If the reasons for surrendering a pet are financial, there are organizations that can provide assistance if the person qualifies.  Local veterinarians often have low-cost services and clinics available.  Shelters and rescues and pet-related fairs almost always have low-cost or free vaccine sponsorships going on throughout the year.  Some organizations actually specialize in providing pet parents with food, medical costs, etc.  Dumping or abandoning a pet does not have to happen in the 21st century.  There are people and organizations available who want to help prevent the surrender of pets to shelters in times of financial difficulty. 

Want to know more?  Read my post on FairyDogParents' blog, "The Myth of Free To A Good Home".

Raising a puppy is hard.  Caring for a senior dog is hard.  If in the market to adopt a dog, remember that it's a commitment for the lifetime of that pet.  It's like a marriage, except the other party (the dog) doesn't have free will and options like a human partner would.  If you adopt, for better, or for worse, for richer/for poorer, you agree to take care of this dog for the rest of its life. This is not a temporary assignment.  If you envision yourself going through life changes that will cause you to "get rid of" the dog in the future, then owning a dog is not for you.  It's that simple. Be prepared for the hard work, the expense, the huge challenges; and then be prepared for something else: the reward of unconditional love and precious moments that come from sharing your life with a canine companion.
Hobie spends most of his time sleeping nowadays.  He's on pain medication, and can't see or hear very well.  Sometimes he needs help going up or down stairs.  But he's happy, and he's enjoying his life with us. Occasionally, when one of the younger dogs barks, Hobie raises his head off the floor, ears forward, not quite sure if he heard anything.  After looking around the room, he puts his head back down, and snoozes.  I observe this, and then his life flashes before my eyes in a blink of a moment, and I realize how terribly fast these years have gone by.  I wouldn't trade it for anything.  Every day we get to spend together is a gift.
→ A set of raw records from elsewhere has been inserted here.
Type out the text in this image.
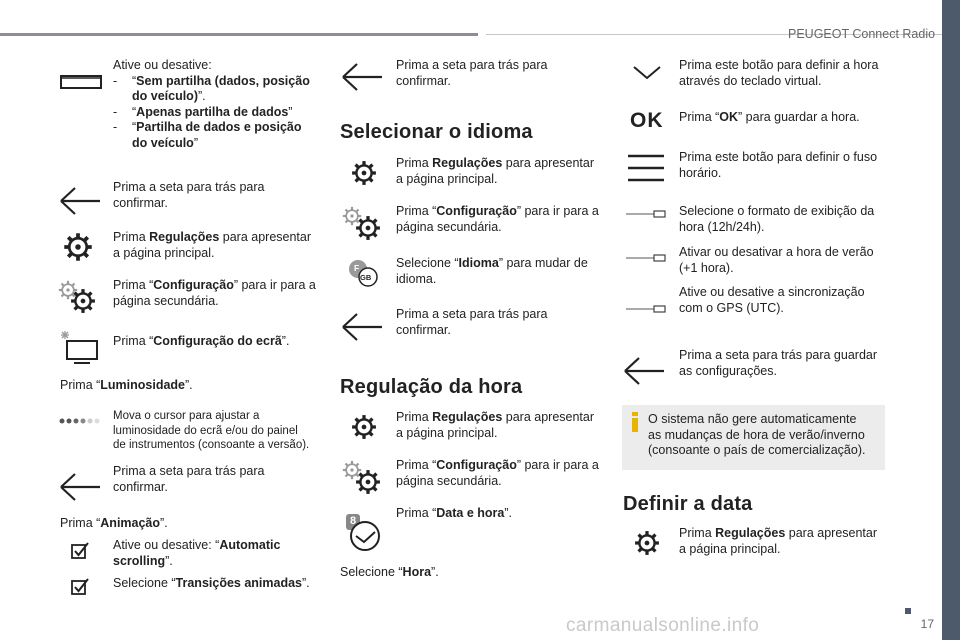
PEUGEOT Connect Radio
17
carmanualsonline.info
Ative ou desative:
- “Sem partilha (dados, posição
do veículo)”.
- “Apenas partilha de dados”
- “Partilha de dados e posição
do veículo”
Prima a seta para trás para
confirmar.
Prima Regulações para apresentar
a página principal.
Prima “Configuração” para ir para a
página secundária.
Prima “Configuração do ecrã”.
Prima “Luminosidade”.
Mova o cursor para ajustar a
luminosidade do ecrã e/ou do painel
de instrumentos (consoante a versão).
Prima a seta para trás para
confirmar.
Prima “Animação”.
Ative ou desative: “Automatic
scrolling”.
Selecione “Transições animadas”.
Prima a seta para trás para
confirmar.
Selecionar o idioma
Prima Regulações para apresentar
a página principal.
Prima “Configuração” para ir para a
página secundária.
F
GB
Selecione “Idioma” para mudar de
idioma.
Prima a seta para trás para
confirmar.
Regulação da hora
Prima Regulações para apresentar
a página principal.
Prima “Configuração” para ir para a
página secundária.
8
Prima “Data e hora”.
Selecione “Hora”.
Prima este botão para definir a hora
através do teclado virtual.
OK Prima “OK” para guardar a hora.
Prima este botão para definir o fuso
horário.
Selecione o formato de exibição da
hora (12h/24h).
Ativar ou desativar a hora de verão
(+1 hora).
Ative ou desative a sincronização
com o GPS (UTC).
Prima a seta para trás para guardar
as configurações.
O sistema não gere automaticamente
as mudanças de hora de verão/inverno
(consoante o país de comercialização).
Definir a data
Prima Regulações para apresentar
a página principal.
Our other two dogs, litter mate brothers, Charlie Brown and Cooper, are just over two years of age. They're rowdy, clumsy and they make me mad on a daily basis! They're also cuddly, affectionate, adorable, "wicked smart" and predictable as a clock. I'm proud that I've successfully raised two puppies who are turning out to be pretty good dogs, who will one day (hopefully) become old, senior dogs with health issues. I wouldn't trade this for anything, either.